Over the last two years, four sets of estate tax rules have been in effect, with the individual exemption ranging from $2 million (2008) to $3.5 million (2009) to unlimited (2010) to $ 5 million (2011). Besides these varying exemption levels, another major change in the new estate rules includes the “portability” factor.
Portability allows each partner of a married couple to use the rest of the other’s estate-tax exemption. It facilitates planning when one spouse has a relatively large, indivisible asset.
The Tax Relief Act of 2010, Title III provision illustrates how portability works:
Assume that Husband 1 dies in 2011, having made taxable transfers of $3 million and having no taxable estate. An election is made on Husband 1’s estate tax return to permit Wife to use Husband 1’s deceased spouse unused exclusion amount. Wife has made no taxable gifts. Thereafter, Wife’s applicable exclusion amount is $7 million (her $ 5 million basic exclusion amount from Husband 1), which she may use for lifetime gifts or for transfers at death.
A New York estate planning attorney should then prepare a federal estate tax return for the wealthy surviving spouse’s deceased husband.
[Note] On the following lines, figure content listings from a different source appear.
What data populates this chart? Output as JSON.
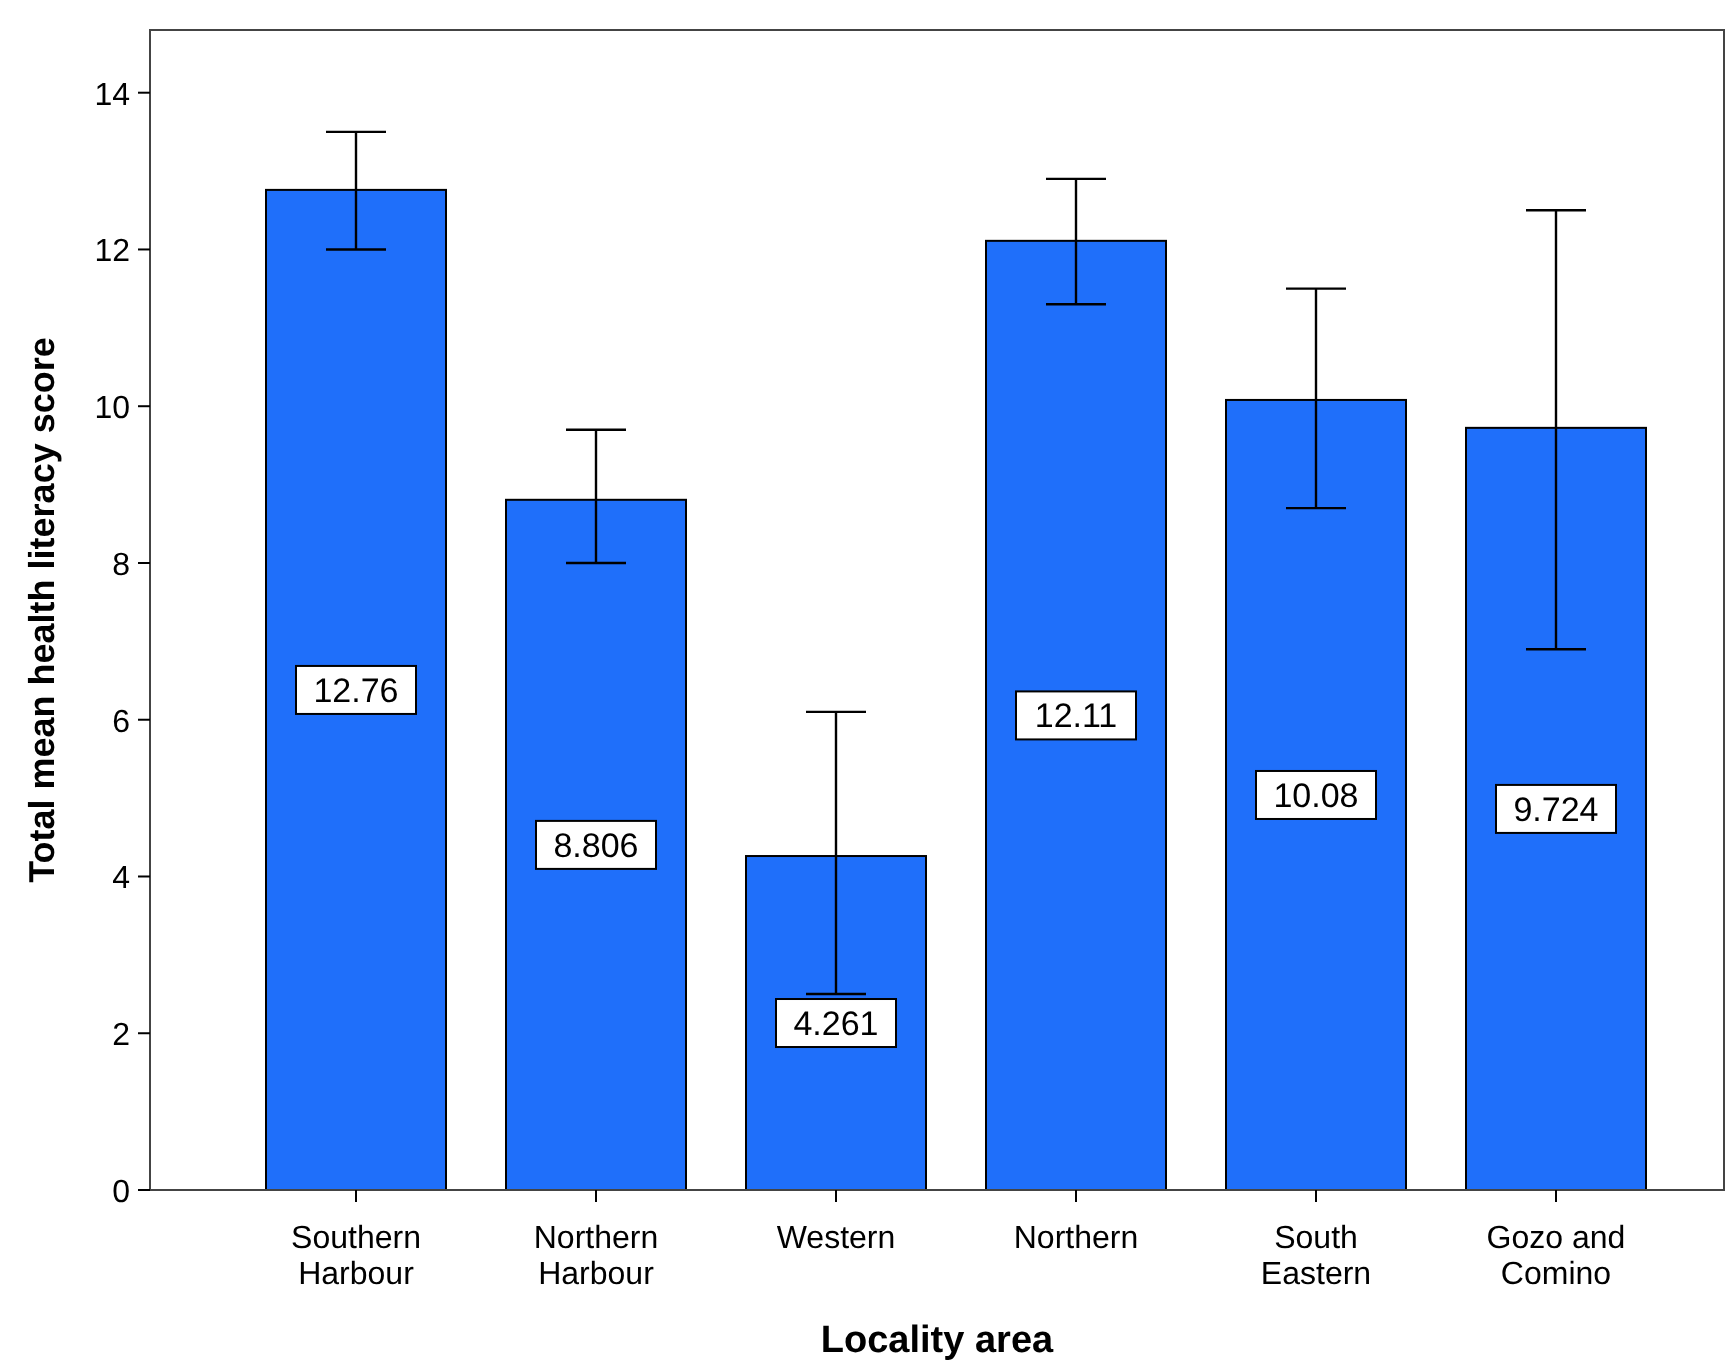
{
  "chart_data": {
    "type": "bar",
    "xlabel": "Locality area",
    "ylabel": "Total mean health literacy score",
    "categories": [
      "Southern Harbour",
      "Northern Harbour",
      "Western",
      "Northern",
      "South Eastern",
      "Gozo and Comino"
    ],
    "values": [
      12.76,
      8.806,
      4.261,
      12.11,
      10.08,
      9.724
    ],
    "errors": [
      [
        12.0,
        13.5
      ],
      [
        8.0,
        9.7
      ],
      [
        2.5,
        6.1
      ],
      [
        11.3,
        12.9
      ],
      [
        8.7,
        11.5
      ],
      [
        6.9,
        12.5
      ]
    ],
    "color": "#1f6ffa",
    "ylim": [
      0,
      14.8
    ],
    "yticks": [
      0,
      2,
      4,
      6,
      8,
      10,
      12,
      14
    ],
    "grid": false,
    "data_labels": true
  }
}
At a 35% tax rate, the unused $ 2 million dollar exemption could someday be worth $700K to beneficiaries.
Like the $ 5 million exemption, portability is in effect for two years only – and in order to qualify for the provision, an accountant or attorney must prepare and file the estate tax return calculating the unused portion and elect to pass it on. Potentially the more valuable the unused exemption, the more modest the estate of the deceased spouse.
Because of the complexity of the Title III provision, it will help to have an experienced attorney explain the portability rule and if it makes sense to file the necessary tax forms as part of your comprehensive elder law estate plan.